Une nouvelle étude appelle les organismes de protection de la faune à rectifier les dommages causés par les noms d’oiseaux « nuisibles, racistes et fanatiques »

Dans un article récent, Robert Driver de l’East Carolina University et Alexander Bond du Natural History Museum du Royaume-Uni, notent que de nombreux noms d’oiseaux ont été choisis aux XVIIIe et XIXe siècles et reflètent la perspective européenne dominante sur la science de l’époque.

L’étude soutient que bon nombre de ces noms ne sont plus appropriés dans le monde moderne, ajoutant même que certains sont nuisibles et offensants en ce qu’ils sont « destructeur, raciste ou fanatique ».

Driver et Bond déclarent que bon nombre des noms utilisés aujourd’hui ont en fait été inventés par des colons et des conquérants européens et ont par conséquent vu des noms autochtones rejetés.

Les auteurs soutiennent que l’utilisation continue de certains noms jugés problématiques entrave le développement de leur discipline en une « plus diversifié et inclusif » un.

Bien que l’étude note des exemples précédents de changements de nom « positifs », elle cite également des noms problématiques qui n’ont pas encore été modifiés, notamment la colombe inca, qui, bien que non raciste, est « sans doute l’oiseau dont le nom est le plus ignorant en Amérique du Nord. » Le chemin migratoire de l’oiseau ne le fait pas traverser des terres auparavant colonisées par les Incas.

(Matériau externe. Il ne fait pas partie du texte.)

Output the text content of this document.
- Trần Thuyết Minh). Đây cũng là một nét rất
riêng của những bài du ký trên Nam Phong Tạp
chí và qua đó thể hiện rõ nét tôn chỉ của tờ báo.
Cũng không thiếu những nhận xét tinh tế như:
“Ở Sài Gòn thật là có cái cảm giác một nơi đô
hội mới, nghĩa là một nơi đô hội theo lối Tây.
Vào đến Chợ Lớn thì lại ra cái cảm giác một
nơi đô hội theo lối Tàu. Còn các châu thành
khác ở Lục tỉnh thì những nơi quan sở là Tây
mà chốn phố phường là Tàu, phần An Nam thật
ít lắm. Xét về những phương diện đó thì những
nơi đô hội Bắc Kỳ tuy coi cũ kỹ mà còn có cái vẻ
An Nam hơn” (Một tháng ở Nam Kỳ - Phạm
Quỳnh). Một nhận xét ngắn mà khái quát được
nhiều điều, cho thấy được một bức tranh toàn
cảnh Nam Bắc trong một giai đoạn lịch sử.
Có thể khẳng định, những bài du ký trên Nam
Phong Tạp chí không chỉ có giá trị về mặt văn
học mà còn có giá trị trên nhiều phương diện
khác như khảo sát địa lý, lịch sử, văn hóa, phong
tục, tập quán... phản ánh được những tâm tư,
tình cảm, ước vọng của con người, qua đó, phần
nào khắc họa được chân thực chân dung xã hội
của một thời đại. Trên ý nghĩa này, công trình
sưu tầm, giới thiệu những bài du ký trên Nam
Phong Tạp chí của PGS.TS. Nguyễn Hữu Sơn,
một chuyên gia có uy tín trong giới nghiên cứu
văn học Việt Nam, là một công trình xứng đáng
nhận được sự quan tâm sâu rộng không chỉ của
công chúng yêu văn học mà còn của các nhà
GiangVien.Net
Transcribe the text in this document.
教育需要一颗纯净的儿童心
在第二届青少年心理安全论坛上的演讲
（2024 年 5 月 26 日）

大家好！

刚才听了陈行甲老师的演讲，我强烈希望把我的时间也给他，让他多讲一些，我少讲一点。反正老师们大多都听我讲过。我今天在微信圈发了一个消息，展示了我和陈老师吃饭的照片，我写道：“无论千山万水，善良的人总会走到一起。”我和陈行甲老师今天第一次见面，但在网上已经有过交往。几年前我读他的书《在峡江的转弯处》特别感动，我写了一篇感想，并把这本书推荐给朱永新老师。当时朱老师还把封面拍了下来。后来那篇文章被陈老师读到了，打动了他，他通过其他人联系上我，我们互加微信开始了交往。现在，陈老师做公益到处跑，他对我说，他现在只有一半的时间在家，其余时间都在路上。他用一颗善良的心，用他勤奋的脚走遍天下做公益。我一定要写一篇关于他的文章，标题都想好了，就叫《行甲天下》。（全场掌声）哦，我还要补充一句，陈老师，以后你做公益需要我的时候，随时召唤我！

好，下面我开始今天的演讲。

Certains des oiseaux les plus communs en Amérique du Nord, y compris les vautours, les gobe-mouches et les rouges-gorges, conservent tous des noms européens bien qu’ils soient indigènes des Amériques et qu’ils ne partagent pas la lignée ancestrale avec leurs homonymes européens, écrivent les auteurs.

Leur article note également que le Sora est le seul oiseau en Amérique du Nord qui conserve un nom commun standardisé de « Vraisemblablement une langue autochtone nord-américaine » – mais la source exacte du nom a été perdue.

Sans vouloir être trop « prescriptif », les auteurs font plusieurs suggestions pour relever les défis susmentionnés.

Première, « les organismes qui décident des noms communs anglais doivent accepter que l’utilisation de certains noms communs est préjudiciable, raciste ou fanatique, même s’ils ne le trouvent pas personnellement inapproprié » ils écrivent. Ensuite, ils doivent travailler avec des groupes affectés par les noms inappropriés pour « réparer le mal » et travailler à une « solution mutuellement convenue ».

Le journal exhorte également à la réforme des organismes chargés de la faune sauvage chargés de nommer les oiseaux et affirme que les groupes doivent devenir « plus diversifiée et représentative des communautés qu’elles desservent ».

Alors que certains pourraient suggérer que les noms d’oiseaux racistes ne sont pas une priorité absolue en 2021, le sujet est de plus en plus abordé par les défenseurs du changement de nom.

En juin, le Washington Post a publié un article intitulé : « L’héritage raciste que portent de nombreux oiseaux ». L’auteur, Darryl Fears, a affirmé que de nombreux oiseaux portent encore les noms de racistes, de complices et généralement de personnages historiques désagréables, du moins selon les normes d’aujourd’hui.